Sam Smith, 2017 - Last Sunday I laid aside my Seventh Day Agnostic status to perform as a navipascua – one who goes to church mainly on Christmas and Easter. I did this to share the holiday with my wife but also because I believe that one’s intellectual evaluations should not interfere excessively with cultural traditions. When someone noted a horseshoe over Einstein’s door and asked, “You don’t believe in that, do you?” the scientist responded, “Of course not, but they tell me it works.”
My own sloppy view of such matters stems in part from having
been an anthropology major. Anthropology teaches you, among other things, the
power and significance of mythology even as one is examining rationally the
culture that embraces it. Myth is universal and exists even if what it claims
doesn’t. Myth can either strengthen a culture or weaken it, but it doesn’t go
away.
I am also the product of Quaker education, a religion that
shares with existentialists the notion that action is more important than
faith. Or as I sometimes put it, I don’t give a shit what you believe; just
what you do about it,
This mushy approach towards religion has stood me in good
stead. During the 1960s, for example, I had quite a few good friends who were
priests or ministers in part because we had too many things to do together to
even talk about the possible theology behind it.
I didn’t luck out as well with my grandfather. He would be senior warden of his church for
60 years and scolded me after a service, “Young man, in the old prayer book, it
said, ‘And take thy humble confession, devotedly kneeling ON YOUR KNEES!’” I
merely had my butt on the pew. Now parishioners were taking communion while standing.
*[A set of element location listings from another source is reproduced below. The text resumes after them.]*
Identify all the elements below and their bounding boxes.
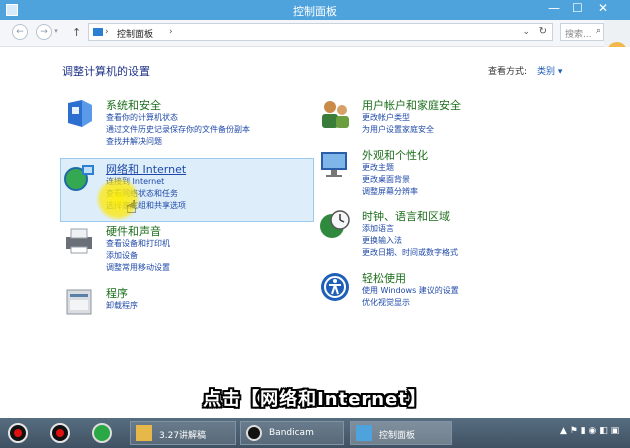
- control-panel-window: 控制面板 — ☐ ✕ ← → ▾ ↑ › 控制面板 › ⌄ ↻ 搜索... ⌕ …: [0, 0, 630, 418]
- search-placeholder: 搜索...: [565, 30, 592, 40]
- window-title: 控制面板: [293, 5, 337, 18]
- control-panel-icon: [356, 425, 372, 441]
- minimize-button[interactable]: —: [548, 1, 560, 15]
- record-button-icon[interactable]: [50, 423, 70, 443]
- folder-icon: [136, 425, 152, 441]
- category-appearance: 外观和个性化 更改主题 更改桌面背景 调整屏幕分辨率: [318, 147, 558, 203]
- bandicam-icon: [246, 425, 262, 441]
- clock-globe-icon: [320, 210, 350, 238]
- link-change-account-type[interactable]: 更改帐户类型: [362, 112, 410, 123]
- breadcrumb-separator-2[interactable]: ›: [169, 27, 173, 37]
- forward-button[interactable]: →: [36, 24, 52, 40]
- task-label: 3.27讲解稿: [159, 431, 207, 441]
- users-icon: [322, 101, 349, 128]
- category-title[interactable]: 时钟、语言和区域: [362, 208, 450, 224]
- link-devices-printers[interactable]: 查看设备和打印机: [106, 238, 170, 249]
- system-tray-icons[interactable]: ▲ ⚑ ▮ ◉ ◧ ▣: [560, 426, 619, 436]
- view-by-dropdown[interactable]: 类别 ▾: [537, 64, 562, 77]
- recorder-icon[interactable]: [8, 423, 28, 443]
- task-label: 控制面板: [379, 431, 416, 441]
- view-by-label: 查看方式:: [488, 67, 528, 77]
- category-title[interactable]: 网络和 Internet: [106, 161, 186, 177]
- category-ease-of-access: 轻松使用 使用 Windows 建议的设置 优化视觉显示: [318, 270, 558, 318]
- search-icon[interactable]: ⌕: [596, 26, 601, 36]
- link-add-device[interactable]: 添加设备: [106, 250, 138, 261]
- taskbar: 3.27讲解稿 Bandicam 控制面板 ▲ ⚑ ▮ ◉ ◧ ▣: [0, 418, 630, 448]
- page-title: 调整计算机的设置: [62, 65, 150, 78]
- category-programs: 程序 卸载程序: [62, 285, 302, 321]
- link-screen-resolution[interactable]: 调整屏幕分辨率: [362, 186, 418, 197]
- display-icon: [321, 152, 347, 177]
- address-toolbar: ← → ▾ ↑ › 控制面板 › ⌄ ↻ 搜索... ⌕: [0, 20, 630, 47]
- link-desktop-background[interactable]: 更改桌面背景: [362, 174, 410, 185]
- shield-flag-icon: [68, 100, 92, 127]
- link-family-safety[interactable]: 为用户设置家庭安全: [362, 124, 434, 135]
- link-change-theme[interactable]: 更改主题: [362, 162, 394, 173]
- category-user-accounts: 用户帐户和家庭安全 更改帐户类型 为用户设置家庭安全: [318, 97, 558, 145]
- link-view-computer-status[interactable]: 查看你的计算机状态: [106, 112, 178, 123]
- category-hardware-sound: 硬件和声音 查看设备和打印机 添加设备 调整常用移动设置: [62, 223, 302, 279]
- task-document[interactable]: 3.27讲解稿: [130, 421, 236, 445]
- back-button[interactable]: ←: [12, 24, 28, 40]
- category-title[interactable]: 程序: [106, 285, 128, 301]
- network-globe-icon: [64, 165, 94, 191]
- link-date-time-format[interactable]: 更改日期、时间或数字格式: [362, 247, 458, 258]
- main-content: 调整计算机的设置 查看方式: 类别 ▾ 系统和安全 查看你的计算机状态 通过文件…: [0, 47, 630, 418]
- task-bandicam[interactable]: Bandicam: [240, 421, 344, 445]
- category-title[interactable]: 轻松使用: [362, 270, 406, 286]
- link-recommended-settings[interactable]: 使用 Windows 建议的设置: [362, 285, 459, 296]
- printer-icon: [66, 228, 92, 254]
- refresh-button[interactable]: ↻: [539, 26, 547, 37]
- subtitle-caption: 点击【网络和Internet】: [203, 389, 427, 410]
- category-title[interactable]: 硬件和声音: [106, 223, 161, 239]
- breadcrumb-control-panel[interactable]: 控制面板: [117, 27, 153, 40]
- category-title[interactable]: 系统和安全: [106, 97, 161, 113]
- programs-icon: [66, 289, 92, 315]
- up-button[interactable]: ↑: [72, 26, 81, 39]
- link-change-input[interactable]: 更换输入法: [362, 235, 402, 246]
- category-title[interactable]: 外观和个性化: [362, 147, 428, 163]
- link-uninstall-program[interactable]: 卸载程序: [106, 300, 138, 311]
- address-bar[interactable]: › 控制面板 › ⌄ ↻: [88, 23, 553, 41]
- breadcrumb-separator[interactable]: ›: [105, 27, 109, 37]
- search-input[interactable]: 搜索... ⌕: [560, 23, 604, 41]
- close-button[interactable]: ✕: [598, 1, 608, 15]
- recent-pages-chevron-icon[interactable]: ▾: [52, 24, 60, 38]
- category-system-security: 系统和安全 查看你的计算机状态 通过文件历史记录保存你的文件备份副本 查找并解决…: [62, 97, 302, 157]
- link-optimize-display[interactable]: 优化视觉显示: [362, 297, 410, 308]
- maximize-button[interactable]: ☐: [572, 1, 583, 15]
- title-bar: 控制面板 — ☐ ✕: [0, 0, 630, 20]
- address-dropdown-icon[interactable]: ⌄: [522, 27, 530, 37]
- link-add-language[interactable]: 添加语言: [362, 223, 394, 234]
- task-label: Bandicam: [269, 428, 314, 438]
- link-troubleshoot[interactable]: 查找并解决问题: [106, 136, 162, 147]
- link-file-history[interactable]: 通过文件历史记录保存你的文件备份副本: [106, 124, 250, 135]
- link-mobility-settings[interactable]: 调整常用移动设置: [106, 262, 170, 273]
- hand-pointer-icon: ☝: [126, 197, 137, 218]
- wechat-icon[interactable]: [92, 423, 112, 443]
- category-title[interactable]: 用户帐户和家庭安全: [362, 97, 461, 113]
- control-panel-icon: [93, 28, 103, 36]
- category-clock-language: 时钟、语言和区域 添加语言 更换输入法 更改日期、时间或数字格式: [318, 208, 558, 264]
- ease-of-access-icon: [321, 273, 349, 301]
- task-control-panel[interactable]: 控制面板: [350, 421, 452, 445]
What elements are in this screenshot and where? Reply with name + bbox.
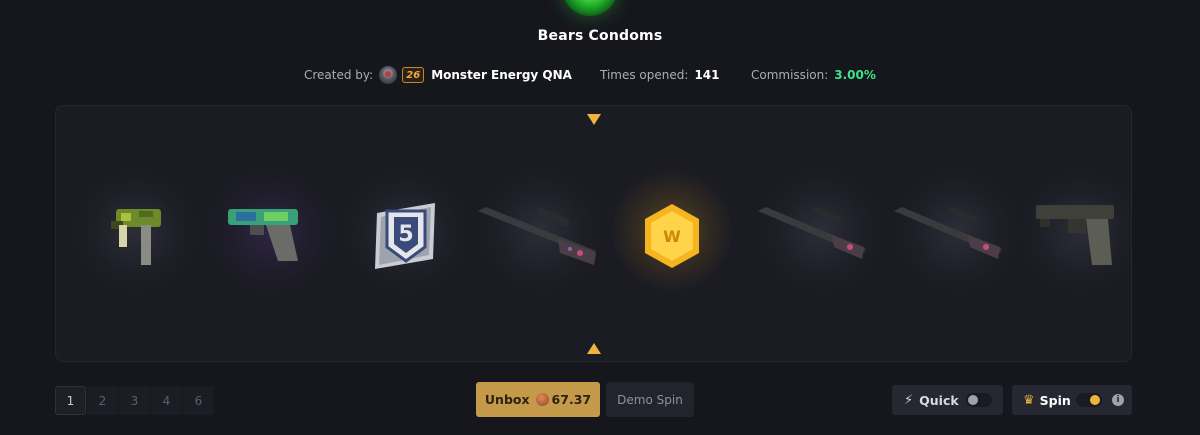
times-opened-label: Times opened:: [600, 68, 689, 82]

The irony of this heretic worrying about such matters was a
reminder of how tradition and myth can hang on even with a Seventh Day
Agnostic. The fact that we aim to pursue reality does not mean that we
shouldn’t have read Winnie the Pooh when we were growing up, sung hymns on
Sunday, or prayed for a friend in need. We still need some magic; we just need
to know when to call upon it and when to call 911 instead.